SQL Reference - REGR

REGR_SLOPE(Y, X)

y: This is the dependent variable in the regression equation. It represents the data column whose values are to be predicted.
x: This is the independent variable in the regression equation. It represents the data column used to make predictions for the Y values.

Example

SELECT
  REGR_SLOPE(sales, cost) AS slope
FROM
  transactions;

Output

SLOPE
-------------
1.25

Explanation

The REGR_SLOPE function calculates the slope of the line of best fit through a dataset. The line is calculated such that the sum of the squared differences between the y-coordinates of the data points and the y-coordinates of the corresponding points (“expected values”) on the line of best fit, is minimized.

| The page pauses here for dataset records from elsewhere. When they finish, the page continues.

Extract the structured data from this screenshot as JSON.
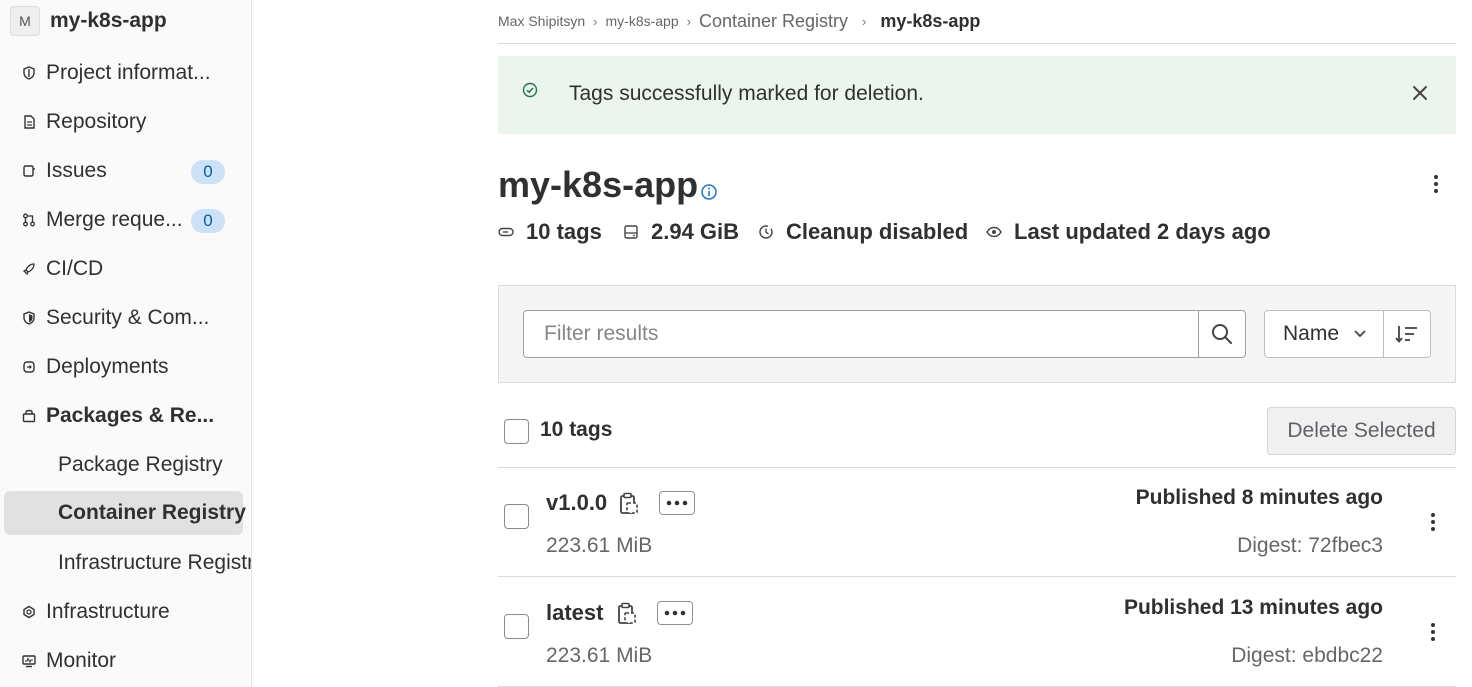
{
  "sidebar": {
    "avatar_letter": "M",
    "project_name": "my-k8s-app",
    "items": [
      {
        "label": "Project informat...",
        "icon": "info-shield-icon"
      },
      {
        "label": "Repository",
        "icon": "doc-icon"
      },
      {
        "label": "Issues",
        "icon": "issues-icon",
        "badge": "0"
      },
      {
        "label": "Merge reque...",
        "icon": "merge-request-icon",
        "badge": "0"
      },
      {
        "label": "CI/CD",
        "icon": "rocket-icon"
      },
      {
        "label": "Security & Com...",
        "icon": "shield-icon"
      },
      {
        "label": "Deployments",
        "icon": "deployments-icon"
      },
      {
        "label": "Packages & Re...",
        "icon": "package-icon"
      },
      {
        "label": "Infrastructure",
        "icon": "cloud-gear-icon"
      },
      {
        "label": "Monitor",
        "icon": "monitor-icon"
      }
    ],
    "sub_items": [
      {
        "label": "Package Registry"
      },
      {
        "label": "Container Registry"
      },
      {
        "label": "Infrastructure Registry"
      }
    ]
  },
  "breadcrumb": {
    "items": [
      "Max Shipitsyn",
      "my-k8s-app",
      "Container Registry",
      "my-k8s-app"
    ]
  },
  "alert": {
    "text": "Tags successfully marked for deletion."
  },
  "header": {
    "title": "my-k8s-app",
    "tags": "10 tags",
    "size": "2.94 GiB",
    "cleanup": "Cleanup disabled",
    "updated": "Last updated 2 days ago"
  },
  "filter": {
    "placeholder": "Filter results",
    "sort_label": "Name"
  },
  "list": {
    "count_label": "10 tags",
    "delete_label": "Delete Selected",
    "rows": [
      {
        "name": "v1.0.0",
        "size": "223.61 MiB",
        "published": "Published 8 minutes ago",
        "digest": "Digest: 72fbec3"
      },
      {
        "name": "latest",
        "size": "223.61 MiB",
        "published": "Published 13 minutes ago",
        "digest": "Digest: ebdbc22"
      }
    ]
  },
  "colors": {
    "alert_bg": "#ecf4ee",
    "success": "#217645",
    "badge_bg": "#cbe2f9",
    "badge_text": "#0b5cad",
    "info": "#1f75cb"
  }
}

In the given example, it is utilized to determine the relationship between sales and cost in the transactions table. The output 1.25 represents the estimated increase in sales for every one unit increase in cost.

REGR_SLOPE(Y, X)

y: The dependent variable in the regression equation. This variable’s value is influenced by the value of X. In PostgreSQL, this should be a numeric type.
x: The independent variable in the regression equation. This variable can take on its values freely without being influenced by Y. In PostgreSQL, this should be a numeric type.

Example

SELECT REGR_SLOPE(sales, quantity_sold) AS SLOPE
FROM sales_data;

Output

+-------------+
| SLOPE       |
+-------------+
| 0.12        |
+-------------+

Explanation

REGR_SLOPE function is used in the provided PostgreSQL code to calculate the slope of the line of best fit through a dataset. This slope is calculated using the ‘sales’ and ‘quantity_sold’ columns in the ‘sales_data’ table. The output shows the computed slope value of 0.12.